Investire | January 2024
Taking stock of the past year and trying to predict what awaits us for the new year, it is inevitable to talk about managed savings and in particular about mutual investment funds and their future.
It is worth remembering that mutual investment funds have represented, since the early 1980s, the best form of democratization of investments: through them anyone could access a diversified investment, purchasing a share based on their availability.
In fact, in March 1983, law 77 came into being, establishing and regulating mutual investment funds. The first products invested mainly in monetary and bond securities, while shares did not exceed 15% of total managed assets and share funds represented just 1% of the entire stock market capitalisation.
Since then, it has been a succession of successes with the breakthrough of 2,000 billion AUM in 2017.
Today, forty years later, mutual funds seem to have entered a mid-life crisis. The outflows recorded in 2023 (around 40 billion equals to -1.7% on AUM), although largely contained compared to the horrible year 2008 (-25%), have slowed down.
The ability to generate value for subscribers will be fundamental to their recovery. The success of any product, whether financial or otherwise, is given by its ability to remunerate the entire chain of stakeholders: producer, distributor and – above all – the user, the final judge of its success or failure.
According to a recent study by the Bank of Italy based on an ESMA report, the annual costs of equity mutual funds in Europe are around 1.5% while for Italy this value rises to 2%.
In this context, the loss of position income can only be good for mutual funds and their managers, in a process of natural selection in which only the strongest and most capable will survive.
In this process, the so-called advanced consultancy will certainly have a leading role, if it is able to include and combine mutual investment funds with other solutions capable of remunerating the end customer.
In every market that has reached maturity, we move from the tailor-made solutions of the early days to an industrialized offer whose purpose is the search for the efficient frontier from at least two points of view.
The first point of view is the most noble one, so to speak, represented by Harry Markowits, who with his theory of the efficient portfolio revolutionized the approach to purchasing shares by giving primary importance to the relationship between risk and return.
According to the Nobel Prize winner, to compose an “efficient” portfolio, it is first necessary to identify a combination of securities capable of minimizing risk and maximizing return: the securities that make up a portfolio must be as little correlated as possible.

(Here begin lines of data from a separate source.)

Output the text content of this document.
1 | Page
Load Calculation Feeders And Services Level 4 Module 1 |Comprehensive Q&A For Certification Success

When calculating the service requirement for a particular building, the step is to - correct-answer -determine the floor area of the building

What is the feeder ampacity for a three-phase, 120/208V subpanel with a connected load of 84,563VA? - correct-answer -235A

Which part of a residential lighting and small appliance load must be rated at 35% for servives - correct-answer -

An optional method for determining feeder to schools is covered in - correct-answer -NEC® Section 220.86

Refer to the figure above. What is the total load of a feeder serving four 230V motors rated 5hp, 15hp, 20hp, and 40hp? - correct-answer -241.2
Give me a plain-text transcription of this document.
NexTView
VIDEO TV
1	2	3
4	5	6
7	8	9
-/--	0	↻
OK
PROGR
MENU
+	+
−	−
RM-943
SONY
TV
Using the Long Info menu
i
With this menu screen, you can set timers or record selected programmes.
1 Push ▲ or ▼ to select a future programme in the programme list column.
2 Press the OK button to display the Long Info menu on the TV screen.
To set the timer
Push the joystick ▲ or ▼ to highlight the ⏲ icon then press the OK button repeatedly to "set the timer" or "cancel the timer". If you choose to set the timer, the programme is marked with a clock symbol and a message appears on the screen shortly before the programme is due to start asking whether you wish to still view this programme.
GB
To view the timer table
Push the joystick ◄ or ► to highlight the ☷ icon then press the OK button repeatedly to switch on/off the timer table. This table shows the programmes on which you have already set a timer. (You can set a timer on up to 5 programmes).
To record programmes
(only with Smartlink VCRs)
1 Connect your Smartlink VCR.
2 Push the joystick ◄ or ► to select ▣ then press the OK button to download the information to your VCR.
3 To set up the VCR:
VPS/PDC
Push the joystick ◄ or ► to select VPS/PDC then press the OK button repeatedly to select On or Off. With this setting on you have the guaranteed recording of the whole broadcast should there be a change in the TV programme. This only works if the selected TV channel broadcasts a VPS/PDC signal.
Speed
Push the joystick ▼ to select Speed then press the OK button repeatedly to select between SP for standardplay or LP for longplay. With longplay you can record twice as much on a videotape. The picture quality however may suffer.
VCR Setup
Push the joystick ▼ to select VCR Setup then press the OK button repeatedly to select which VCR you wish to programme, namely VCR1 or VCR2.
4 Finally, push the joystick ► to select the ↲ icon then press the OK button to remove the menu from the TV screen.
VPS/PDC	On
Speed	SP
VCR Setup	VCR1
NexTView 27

The second point of view, perhaps less noble, is that of the shopkeeper, who, when he sees the number of customers reducing, analyses the causes and finds solutions.
Combining the point of view of the shopkeeper with that of the Nobel Prize winner are two central aspects around which everything revolves: quality of the offer and price of the products.
There is no escape from the optimal relationship of this combination, unless you want to close up shop sooner or later.